Journalist Anderson Cooper criticized Donald Trump for comments about dyslexia that the U.S. president made to attack an opponent.
Journalist Anderson Cooper strongly criticized the comments Donald Trump made about dyslexia to attack California governor Gavin Newson.
The U.S. president mocked Newson, who was diagnosed with dyslexia at age 5 and has always spoken openly about how dealing with the condition shaped his life path.
While closing a cabinet meeting last week, Trump, 79, stated: “I don’t want a person with a mental disability to be my president,” referring to Newson, a potential candidate for the U.S. presidency.

During the program “Anderson Cooper 360”, the CNN host spoke about his own childhood diagnosis of dyslexia and strongly condemned Trump’s remarks.
“With everything happening because of the war in Iran, President Trump still found time today to insult millions of Americans, both adults and schoolchildren, who have had or have reading difficulties,” Cooper said. “To be clear, I am one of them. I had a mild form of dyslexia as a child.”

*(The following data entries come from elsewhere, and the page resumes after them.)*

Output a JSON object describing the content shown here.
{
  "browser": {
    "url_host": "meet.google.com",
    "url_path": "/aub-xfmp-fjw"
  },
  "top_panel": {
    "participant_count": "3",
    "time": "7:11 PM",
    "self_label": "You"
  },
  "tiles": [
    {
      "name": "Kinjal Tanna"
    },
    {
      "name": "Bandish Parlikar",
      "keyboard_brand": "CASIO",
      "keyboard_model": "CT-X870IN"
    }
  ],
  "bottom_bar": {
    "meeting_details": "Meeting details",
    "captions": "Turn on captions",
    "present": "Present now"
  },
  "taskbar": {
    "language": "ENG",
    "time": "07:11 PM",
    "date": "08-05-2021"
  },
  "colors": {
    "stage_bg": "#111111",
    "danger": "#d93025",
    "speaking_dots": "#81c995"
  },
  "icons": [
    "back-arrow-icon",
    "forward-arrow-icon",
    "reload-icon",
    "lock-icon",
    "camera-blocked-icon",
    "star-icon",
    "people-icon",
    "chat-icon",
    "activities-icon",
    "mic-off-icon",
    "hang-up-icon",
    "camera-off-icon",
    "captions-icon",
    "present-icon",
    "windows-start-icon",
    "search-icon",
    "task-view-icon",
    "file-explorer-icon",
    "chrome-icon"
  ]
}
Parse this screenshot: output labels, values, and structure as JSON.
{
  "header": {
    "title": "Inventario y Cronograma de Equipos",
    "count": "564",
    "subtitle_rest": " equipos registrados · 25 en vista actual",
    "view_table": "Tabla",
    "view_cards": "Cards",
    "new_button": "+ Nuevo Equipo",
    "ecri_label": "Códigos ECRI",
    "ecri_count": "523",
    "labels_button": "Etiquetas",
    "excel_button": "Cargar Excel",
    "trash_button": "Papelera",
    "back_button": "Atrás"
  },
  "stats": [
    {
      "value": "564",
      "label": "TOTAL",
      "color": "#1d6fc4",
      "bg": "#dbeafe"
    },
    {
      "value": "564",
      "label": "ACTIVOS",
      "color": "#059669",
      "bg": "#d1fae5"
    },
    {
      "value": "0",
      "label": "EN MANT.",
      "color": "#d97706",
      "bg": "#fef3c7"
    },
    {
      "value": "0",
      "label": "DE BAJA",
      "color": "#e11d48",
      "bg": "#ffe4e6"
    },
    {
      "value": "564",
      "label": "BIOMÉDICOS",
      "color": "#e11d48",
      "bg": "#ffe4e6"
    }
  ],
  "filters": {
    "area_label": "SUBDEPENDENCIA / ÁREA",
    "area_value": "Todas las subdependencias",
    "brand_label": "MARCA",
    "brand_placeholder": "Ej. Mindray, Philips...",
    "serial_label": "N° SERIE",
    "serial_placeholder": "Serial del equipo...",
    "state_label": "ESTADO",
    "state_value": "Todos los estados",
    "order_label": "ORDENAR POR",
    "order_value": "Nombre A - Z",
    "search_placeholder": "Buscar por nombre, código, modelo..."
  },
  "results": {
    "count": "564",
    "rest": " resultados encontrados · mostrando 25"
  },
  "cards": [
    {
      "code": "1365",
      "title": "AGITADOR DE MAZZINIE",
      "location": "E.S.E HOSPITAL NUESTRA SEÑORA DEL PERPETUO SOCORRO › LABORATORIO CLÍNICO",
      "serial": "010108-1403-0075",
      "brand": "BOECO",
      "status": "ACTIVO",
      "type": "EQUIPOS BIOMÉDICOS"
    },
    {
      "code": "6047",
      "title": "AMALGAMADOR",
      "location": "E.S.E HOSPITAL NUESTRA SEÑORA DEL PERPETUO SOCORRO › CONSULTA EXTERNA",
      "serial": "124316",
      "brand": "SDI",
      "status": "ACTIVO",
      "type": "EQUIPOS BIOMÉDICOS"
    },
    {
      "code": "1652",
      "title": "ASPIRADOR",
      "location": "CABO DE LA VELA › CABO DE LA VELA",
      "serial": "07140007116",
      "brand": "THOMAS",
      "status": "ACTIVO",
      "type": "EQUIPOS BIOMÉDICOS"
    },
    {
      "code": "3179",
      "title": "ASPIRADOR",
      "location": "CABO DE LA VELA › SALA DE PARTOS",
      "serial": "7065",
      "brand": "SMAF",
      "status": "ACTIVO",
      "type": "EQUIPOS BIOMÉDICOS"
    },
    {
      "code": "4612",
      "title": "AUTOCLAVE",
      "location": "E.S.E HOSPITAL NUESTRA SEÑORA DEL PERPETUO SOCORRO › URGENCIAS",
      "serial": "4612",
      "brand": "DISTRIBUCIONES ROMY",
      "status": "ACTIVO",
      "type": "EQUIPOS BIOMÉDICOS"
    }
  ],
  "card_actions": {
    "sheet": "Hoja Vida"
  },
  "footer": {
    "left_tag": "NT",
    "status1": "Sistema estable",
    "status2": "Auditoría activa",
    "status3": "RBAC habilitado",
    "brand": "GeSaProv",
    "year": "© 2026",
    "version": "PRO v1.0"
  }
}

Cooper noted that the president often uses dyslexia to suggest that Newson is not capable of holding the office of president, and he was blunt in his criticism, saying that “the president shows his own ignorance by claiming that people with dyslexia are somehow stupid.”
“If the president actually read books or anything about the subject, he would know that,” the journalist added.
“There were many ways in which the president could have chosen to attack a political opponent,” he concluded. “Doing so by stigmatizing millions of children with learning difficulties seems to be the cruelest.”